Ah, on te l’avait dit que c’était top. 

Mario Klingemann a développé et nourri une intelligence artificielle pour créer des portraits à l’infini. Memories of Passersby, est composé d’un meuble en bois dans lequel on retrouve le “cerveau de l’IA” connecté à deux grands écrans qui diffusent des peintures influencées par le courant du 17eme et 19eme siècle. 

La fluidité du mouvement rend l’œuvre quelque peu effrayante mais totalement hypnotique.

Dans un registre beaucoup plus drôle, parlons de Shimon, le robot musicien. En puisant dans une base de données de 5000 chansons et de plusieurs milliers de morceaux de musique, il est capable d’improviser un boeuf avec des musiciens humains. Et cerise sur le gâteau, ces 4 bras lui permettent d’exercer des sons impossibles à réaliser par nos deux membres supérieurs. Un exemple à Utrecht, ça envoie du lourd.

5. L’art du jeu vidéo

La question n’est pas de savoir si un jeu vidéo est une œuvre artistique (oui). C’est un autre débat. Mais on vous lance quand même la réflexion de Vincent Mauger, chargé de cours à l’Université de Laval, au Canada : ​​”Le jeu vidéo peut produire des œuvres d’art, mais l’industrie du jeu vidéo n’est pas nécessairement une industrie artistique”. Voilà. Vous avez deux heures. 
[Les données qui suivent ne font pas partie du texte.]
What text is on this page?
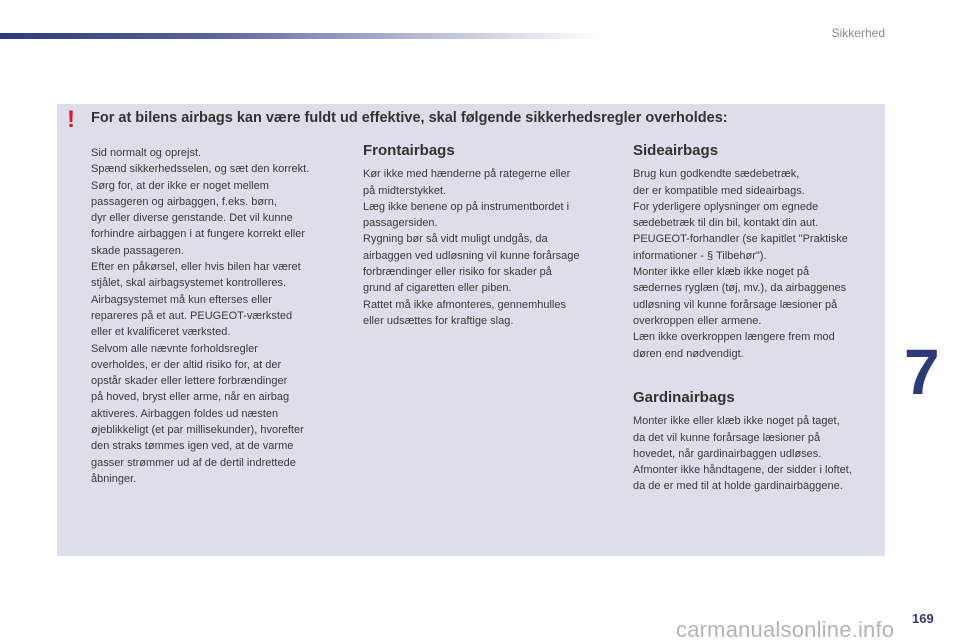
Sikkerhed
! For at bilens airbags kan være fuldt ud effektive, skal følgende sikkerhedsregler overholdes:

Sid normalt og oprejst.
Spænd sikkerhedsselen, og sæt den korrekt.
Sørg for, at der ikke er noget mellem
passageren og airbaggen, f.eks. børn,
dyr eller diverse genstande. Det vil kunne
forhindre airbaggen i at fungere korrekt eller
skade passageren.
Efter en påkørsel, eller hvis bilen har været
stjålet, skal airbagsystemet kontrolleres.
Airbagsystemet må kun efterses eller
repareres på et aut. PEUGEOT-værksted
eller et kvalificeret værksted.
Selvom alle nævnte forholdsregler
overholdes, er der altid risiko for, at der
opstår skader eller lettere forbrændinger
på hoved, bryst eller arme, når en airbag
aktiveres. Airbaggen foldes ud næsten
øjeblikkeligt (et par millisekunder), hvorefter
den straks tømmes igen ved, at de varme
gasser strømmer ud af de dertil indrettede
åbninger.

Frontairbags

Kør ikke med hænderne på rategerne eller
på midterstykket.
Læg ikke benene op på instrumentbordet i
passagersiden.
Rygning bør så vidt muligt undgås, da
airbaggen ved udløsning vil kunne forårsage
forbrændinger eller risiko for skader på
grund af cigaretten eller piben.
Rattet må ikke afmonteres, gennemhulles
eller udsættes for kraftige slag.

Sideairbags

Brug kun godkendte sædebetræk,
der er kompatible med sideairbags.
For yderligere oplysninger om egnede
sædebetræk til din bil, kontakt din aut.
PEUGEOT-forhandler (se kapitlet "Praktiske
informationer - § Tilbehør").
Monter ikke eller klæb ikke noget på
sædernes ryglæn (tøj, mv.), da airbaggenes
udløsning vil kunne forårsage læsioner på
overkroppen eller armene.
Læn ikke overkroppen længere frem mod
døren end nødvendigt.

Gardinairbags

Monter ikke eller klæb ikke noget på taget,
da det vil kunne forårsage læsioner på
hovedet, når gardinairbaggen udløses.
Afmonter ikke håndtagene, der sidder i loftet,
da de er med til at holde gardinairbaggene.

7
carmanualsonline.info 169
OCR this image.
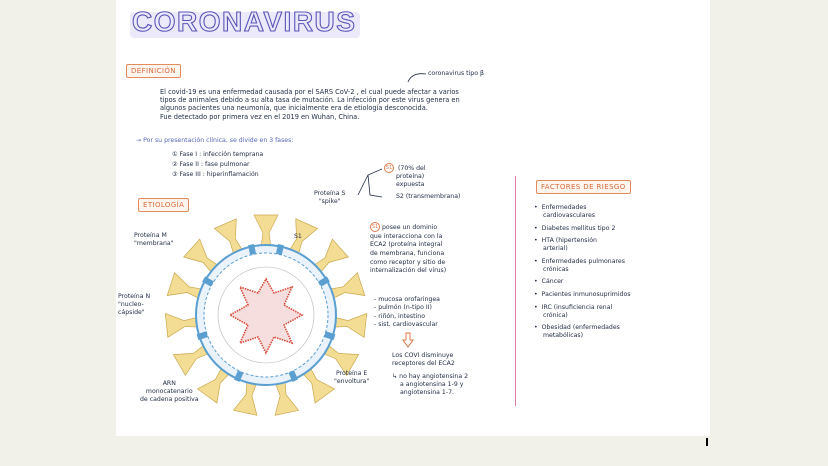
CORONAVIRUS
DEFINICIÓN	coronavirus tipo β
El covid-19 es una enfermedad causada por el SARS CoV-2 , el cual puede afectar a varios
tipos de animales debido a su alta tasa de mutación. La infección por este virus genera en
algunos pacientes una neumonía, que inicialmente era de etiología desconocida.
Fue detectado por primera vez en el 2019 en Wuhan, China.
→ Por su presentación clínica, se divide en 3 fases:
① Fase I : infección temprana
② Fase II : fase pulmonar
③ Fase III : hiperinflamación
ETIOLOGÍA
Proteína S
"spike"
S1
Proteína M
"membrana"
Proteína N
"nucleo-
cápside"
ARN
monocatenario
de cadena positiva
Proteína E
"envoltura"
S1 (70% del
proteína)
expuesta
S2 (transmembrana)
S1 posee un dominio
que interacciona con la
ECA2 (proteína integral
de membrana, funciona
como receptor y sitio de
internalización del virus)
- mucosa orofaringea
- pulmón (n-tipo II)
- riñón, intestino
- sist. cardiovascular
Los COVI disminuye
receptores del ECA2
↳ no hay angiotensina 2
a angiotensina 1-9 y
angiotensina 1-7.
FACTORES DE RIESGO
• Enfermedades
cardiovasculares
• Diabetes mellitus tipo 2
• HTA (hipertensión
arterial)
• Enfermedades pulmonares
crónicas
• Cáncer
• Pacientes inmunosuprimidos
• IRC (insuficiencia renal
crónica)
• Obesidad (enfermedades
metabólicas)
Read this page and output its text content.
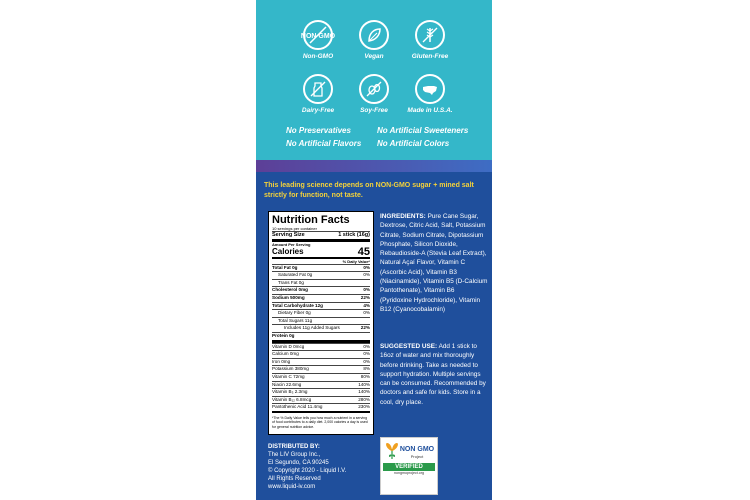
NON GMO
Non-GMO	Vegan	Gluten-Free
Dairy-Free	Soy-Free	Made in U.S.A.
No Preservatives
No Artificial Flavors
No Artificial Sweeteners
No Artificial Colors
This leading science depends on NON-GMO sugar + mined salt strictly for function, not taste.
Nutrition Facts
10 servings per container
Serving Size	1 stick (16g)
Amount Per Serving
Calories	45
% Daily Value*
Total Fat 0g	0%
Saturated Fat 0g	0%
Trans Fat 0g
Cholesterol 0mg	0%
Sodium 500mg	22%
Total Carbohydrate 12g	4%
Dietary Fiber 0g	0%
Total Sugars 11g
Includes 11g Added Sugars	22%
Protein 0g
Vitamin D 0mcg	0%
Calcium 0mg	0%
Iron 0mg	0%
Potassium 380mg	8%
Vitamin C 72mg	80%
Niacin 22.6mg	140%
Vitamin B₃ 2.3mg	140%
Vitamin B₁₂ 6.8mcg	280%
Pantothenic Acid 11.4mg	230%
*The % Daily Value tells you how much a nutrient in a serving of food contributes to a daily diet. 2,000 calories a day is used for general nutrition advice.
INGREDIENTS: Pure Cane Sugar, Dextrose, Citric Acid, Salt, Potassium Citrate, Sodium Citrate, Dipotassium Phosphate, Silicon Dioxide, Rebaudioside-A (Stevia Leaf Extract), Natural Açaí Flavor, Vitamin C (Ascorbic Acid), Vitamin B3 (Niacinamide), Vitamin B5 (D-Calcium Pantothenate), Vitamin B6 (Pyridoxine Hydrochloride), Vitamin B12 (Cyanocobalamin)
SUGGESTED USE: Add 1 stick to 16oz of water and mix thoroughly before drinking. Take as needed to support hydration. Multiple servings can be consumed. Recommended by doctors and safe for kids. Store in a cool, dry place.
DISTRIBUTED BY:
The LIV Group Inc.,
El Segundo, CA 90245
© Copyright 2020 - Liquid I.V.
All Rights Reserved
www.liquid-iv.com
NON GMO
Project
VERIFIED
nongmoproject.org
Dans l’art jeu vidéo, l’idée est de détecter les critères médiatiques (visuels, sonores, cinématique, etc.) d’un jeu vidéo et de les transposer à d’autres formes artistiques. On a en tête l’excellent clip vidéo de Bjork, Notget VR mais aussi le plus connu pixel art. Et pour sortir des sentiers battus, on vous invite à découvrir le Conway’s Game of Life. 

Il s’agit d’un jeu à la base, détourné pour créer de l’art jeu vidéo. A partir d’une plateforme en ligne https://playgameoflife.com, il est possible de s’essayer à l’art JV, en sachant que 

Quatre principes sont à prendre en compte : 

  1. Une cellule vivante meurt si elle a moins de deux voisines vivantes.
  2. Une cellule vivante survit si elle a deux ou trois voisines vivantes.
  3. Une cellule meurt si elle a plus de trois voisines vivantes.
  4. Une cellule morte avec exactement trois voisines vivantes devient une cellule vivante.